Pemikiran Abduh tentang pembaruan pada dasarnya bersifat agama.
Para pembaharu Indonesia tidak berhenti pada Abduh saja, banyak di
antara mereka yang menggali lebih dalam dari sumber-sumber yang
dipergunakan oleh Abduh yaitu dari Ibnu Taimiyah dan Ibnu al Qoyyi.
5
Mereka juga berusaha untuk menafsirkan sendiri sumber dasar Islam.
Sejak akhir abad 19 banyak pemikir Belanda termasuk Snouck
Hurgronje dan Hazeu melihat Islam bukan saja sebagai agama yang
resmi dianut oleh sebagian besar rakyat di Hindia Belanda tetapi juga
sebagai simbol dari kebangsaan dalam pengertian suku bangsa dan etnis.
Bila saja anak negeri merasa diinjak, pada Islamlah mereka menemukan
pemecahannya.
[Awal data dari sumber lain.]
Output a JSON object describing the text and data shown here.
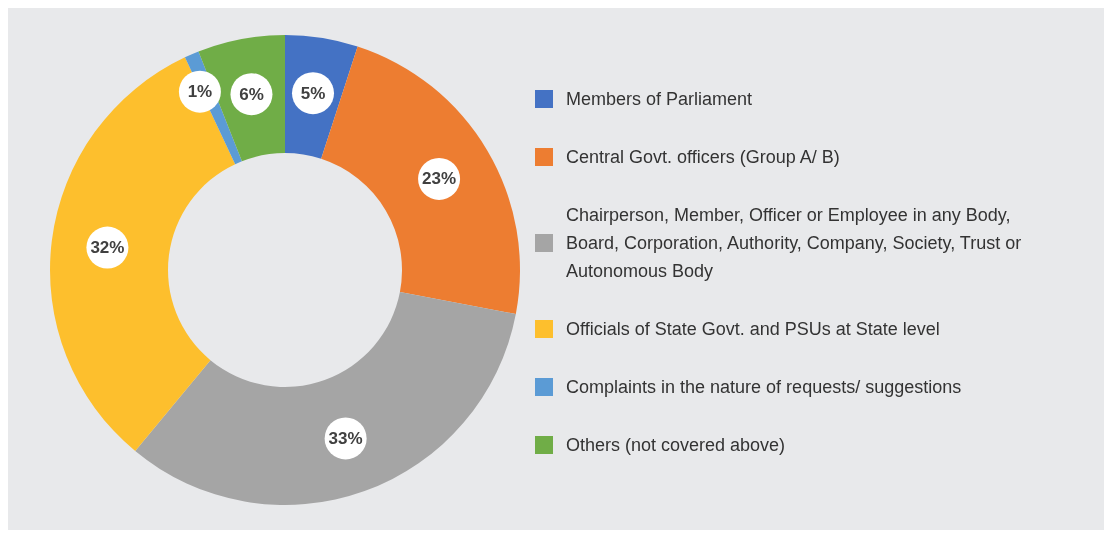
{
  "chart_data": {
    "type": "donut",
    "categories": [
      "Members of Parliament",
      "Central Govt. officers (Group A/ B)",
      "Chairperson, Member, Officer or Employee in any Body, Board, Corporation, Authority, Company, Society, Trust or Autonomous Body",
      "Officials of State Govt. and PSUs at State level",
      "Complaints in the nature of requests/ suggestions",
      "Others (not covered above)"
    ],
    "values": [
      5,
      23,
      33,
      32,
      1,
      6
    ],
    "colors": [
      "#4472c4",
      "#ed7d31",
      "#a5a5a5",
      "#fdbf2d",
      "#5b9bd5",
      "#70ad47"
    ],
    "value_labels": [
      "5%",
      "23%",
      "33%",
      "32%",
      "1%",
      "6%"
    ],
    "legend": "right"
  }
}
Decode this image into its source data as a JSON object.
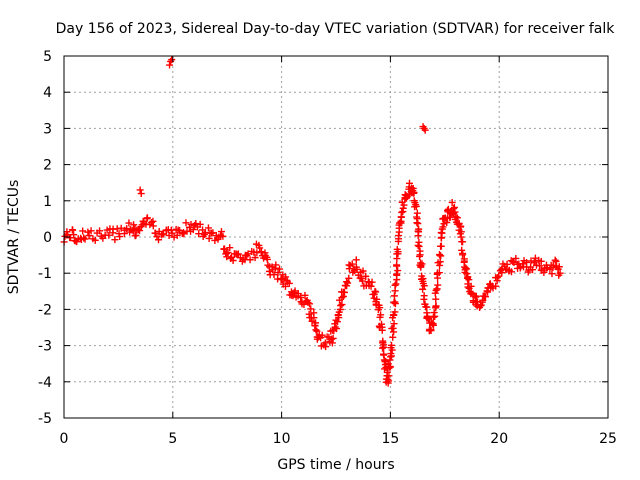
{
  "chart_data": {
    "type": "scatter",
    "title": "Day 156 of 2023, Sidereal Day-to-day VTEC variation (SDTVAR) for receiver falk",
    "xlabel": "GPS time / hours",
    "ylabel": "SDTVAR / TECUs",
    "xlim": [
      0,
      25
    ],
    "ylim": [
      -5,
      5
    ],
    "x_ticks": [
      "0",
      "5",
      "10",
      "15",
      "20",
      "25"
    ],
    "y_ticks": [
      "-5",
      "-4",
      "-3",
      "-2",
      "-1",
      "0",
      "1",
      "2",
      "3",
      "4",
      "5"
    ],
    "grid": true,
    "marker": "+",
    "color": "#ff0000",
    "series": [
      {
        "name": "SDTVAR",
        "trace": [
          [
            0.0,
            0.0
          ],
          [
            0.3,
            0.1
          ],
          [
            0.6,
            0.0
          ],
          [
            1.0,
            0.1
          ],
          [
            1.5,
            0.0
          ],
          [
            2.0,
            0.0
          ],
          [
            2.5,
            0.2
          ],
          [
            3.0,
            0.3
          ],
          [
            3.3,
            0.1
          ],
          [
            3.6,
            0.3
          ],
          [
            4.0,
            0.4
          ],
          [
            4.4,
            0.1
          ],
          [
            4.8,
            0.2
          ],
          [
            5.2,
            0.1
          ],
          [
            5.6,
            0.2
          ],
          [
            6.0,
            0.3
          ],
          [
            6.4,
            0.2
          ],
          [
            6.8,
            0.1
          ],
          [
            7.2,
            0.0
          ],
          [
            7.5,
            -0.4
          ],
          [
            7.9,
            -0.6
          ],
          [
            8.3,
            -0.5
          ],
          [
            8.7,
            -0.4
          ],
          [
            9.0,
            -0.4
          ],
          [
            9.3,
            -0.6
          ],
          [
            9.6,
            -0.9
          ],
          [
            9.9,
            -1.0
          ],
          [
            10.2,
            -1.3
          ],
          [
            10.5,
            -1.5
          ],
          [
            10.8,
            -1.6
          ],
          [
            11.1,
            -1.8
          ],
          [
            11.4,
            -2.1
          ],
          [
            11.7,
            -2.8
          ],
          [
            12.0,
            -2.9
          ],
          [
            12.3,
            -2.8
          ],
          [
            12.5,
            -2.5
          ],
          [
            12.8,
            -1.6
          ],
          [
            13.1,
            -1.0
          ],
          [
            13.4,
            -0.8
          ],
          [
            13.7,
            -1.1
          ],
          [
            14.0,
            -1.3
          ],
          [
            14.3,
            -1.6
          ],
          [
            14.5,
            -2.1
          ],
          [
            14.7,
            -3.2
          ],
          [
            14.85,
            -4.0
          ],
          [
            15.0,
            -3.4
          ],
          [
            15.2,
            -1.8
          ],
          [
            15.4,
            0.3
          ],
          [
            15.6,
            0.9
          ],
          [
            15.8,
            1.2
          ],
          [
            16.0,
            1.5
          ],
          [
            16.2,
            0.7
          ],
          [
            16.4,
            -0.8
          ],
          [
            16.6,
            -1.8
          ],
          [
            16.8,
            -2.6
          ],
          [
            17.0,
            -2.4
          ],
          [
            17.2,
            -1.0
          ],
          [
            17.4,
            0.4
          ],
          [
            17.6,
            0.5
          ],
          [
            17.8,
            0.8
          ],
          [
            18.0,
            0.6
          ],
          [
            18.2,
            0.2
          ],
          [
            18.4,
            -0.8
          ],
          [
            18.6,
            -1.3
          ],
          [
            18.8,
            -1.7
          ],
          [
            19.0,
            -1.9
          ],
          [
            19.3,
            -1.7
          ],
          [
            19.6,
            -1.3
          ],
          [
            19.9,
            -1.2
          ],
          [
            20.2,
            -0.9
          ],
          [
            20.5,
            -0.8
          ],
          [
            20.8,
            -0.7
          ],
          [
            21.1,
            -0.8
          ],
          [
            21.4,
            -0.8
          ],
          [
            21.7,
            -0.7
          ],
          [
            22.0,
            -0.8
          ],
          [
            22.3,
            -0.9
          ],
          [
            22.6,
            -0.8
          ],
          [
            22.8,
            -1.0
          ]
        ],
        "outliers": [
          [
            3.5,
            1.3
          ],
          [
            3.55,
            1.2
          ],
          [
            4.85,
            4.75
          ],
          [
            4.9,
            4.85
          ],
          [
            4.95,
            4.9
          ],
          [
            16.5,
            3.05
          ],
          [
            16.55,
            3.0
          ],
          [
            16.6,
            2.95
          ]
        ]
      }
    ]
  }
}
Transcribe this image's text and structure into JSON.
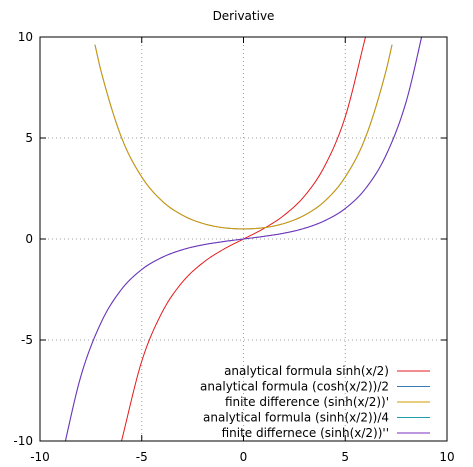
{
  "chart_data": {
    "type": "line",
    "title": "Derivative",
    "xlabel": "",
    "ylabel": "",
    "xlim": [
      -10,
      10
    ],
    "ylim": [
      -10,
      10
    ],
    "grid": true,
    "legend_position": "bottom-right",
    "xticks": [
      -10,
      -5,
      0,
      5,
      10
    ],
    "yticks": [
      -10,
      -5,
      0,
      5,
      10
    ],
    "xtick_labels": [
      "-10",
      "-5",
      "0",
      "5",
      "10"
    ],
    "ytick_labels": [
      "-10",
      "-5",
      "0",
      "5",
      "10"
    ],
    "series": [
      {
        "name": "analytical formula sinh(x/2)",
        "color": "#e41a1c",
        "x": [
          -6,
          -5,
          -4,
          -3,
          -2,
          -1,
          0,
          1,
          2,
          3,
          4,
          5,
          6
        ],
        "y": [
          -10.02,
          -6.05,
          -3.63,
          -2.13,
          -1.18,
          -0.52,
          0,
          0.52,
          1.18,
          2.13,
          3.63,
          6.05,
          10.02
        ]
      },
      {
        "name": "analytical formula (cosh(x/2))/2",
        "color": "#377eb8",
        "x": [
          -7.3,
          -7,
          -6,
          -5,
          -4,
          -3,
          -2,
          -1,
          0,
          1,
          2,
          3,
          4,
          5,
          6,
          7,
          7.3
        ],
        "y": [
          9.62,
          8.31,
          5.04,
          3.07,
          1.88,
          1.18,
          0.77,
          0.56,
          0.5,
          0.56,
          0.77,
          1.18,
          1.88,
          3.07,
          5.04,
          8.31,
          9.62
        ]
      },
      {
        "name": "finite difference  (sinh(x/2))'",
        "color": "#d49a00",
        "x": [
          -7.3,
          -7,
          -6,
          -5,
          -4,
          -3,
          -2,
          -1,
          0,
          1,
          2,
          3,
          4,
          5,
          6,
          7,
          7.3
        ],
        "y": [
          9.62,
          8.31,
          5.04,
          3.07,
          1.88,
          1.18,
          0.77,
          0.56,
          0.5,
          0.56,
          0.77,
          1.18,
          1.88,
          3.07,
          5.04,
          8.31,
          9.62
        ]
      },
      {
        "name": "analytical formula (sinh(x/2))/4",
        "color": "#1fa0a8",
        "x": [
          -8.9,
          -8,
          -7,
          -6,
          -5,
          -4,
          -3,
          -2,
          -1,
          0,
          1,
          2,
          3,
          4,
          5,
          6,
          7,
          8,
          8.9
        ],
        "y": [
          -10.65,
          -6.82,
          -4.14,
          -2.5,
          -1.51,
          -0.91,
          -0.53,
          -0.29,
          -0.13,
          0,
          0.13,
          0.29,
          0.53,
          0.91,
          1.51,
          2.5,
          4.14,
          6.82,
          10.65
        ]
      },
      {
        "name": "finite differnece  (sinh(x/2))''",
        "color": "#7b2fbe",
        "x": [
          -8.9,
          -8,
          -7,
          -6,
          -5,
          -4,
          -3,
          -2,
          -1,
          0,
          1,
          2,
          3,
          4,
          5,
          6,
          7,
          8,
          8.9
        ],
        "y": [
          -10.65,
          -6.82,
          -4.14,
          -2.5,
          -1.51,
          -0.91,
          -0.53,
          -0.29,
          -0.13,
          0,
          0.13,
          0.29,
          0.53,
          0.91,
          1.51,
          2.5,
          4.14,
          6.82,
          10.65
        ]
      }
    ]
  }
}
Mereka akan bergerak dan berbuat atau berontak di
bawah panji-panji Islam. Untuk itulah mengapa Belanda terus
melakukan penyebaran pendidikan barat sebagai upaya membendung
derasnya pengaruh Islam. Akhir abad ke-19 memang ditandai dengan
kecenderungan untuk mempersamakan Islam dengan bangsa. Sebagai
contoh Budi Utomo dalam rancangan rumah tangga dan perumusan
programnya (1912) mencantumkan memajukan Islam sebagai salah satu
tujuannya. Atau kehadiran Sarekat Islam (1911) serta merta mendapat
sambutan yang hangat dimana-mana tidak hanya di Pulau Jawa tetapi
kemudian ke Sulawesi dan Sumatera. Untuk itulah selama ideologi
belum dirumuskan, SI terbuka bagi siapa saja. Tetapi serentak ketika
asumsi SI yang telah dipengaruhi ajaran sosialis marxis mewujudkan
dirinya dalam perumusan yang lebih tegas maka perpecahan tak bisa
dihindarkan. Hasrat SI untuk memperjuangkan ‘kemajuan; bagi rakyat
kecil ‘bangsa Islam’ dalam konteks masyarakat kolonial juga membuka
kesempatan bagi munculnya Marxisme yang Islamistis. Hal inilah yang
tegas disuarakan Haji Miscbah di Surakarta dan Haji Datuk Batuah di
Padang Panjang. Dengan peralatan ilmu keagamaan, kedua ulama ini
menyuarakan kesejajaran tujuan perjuangan Islam dan komunisme.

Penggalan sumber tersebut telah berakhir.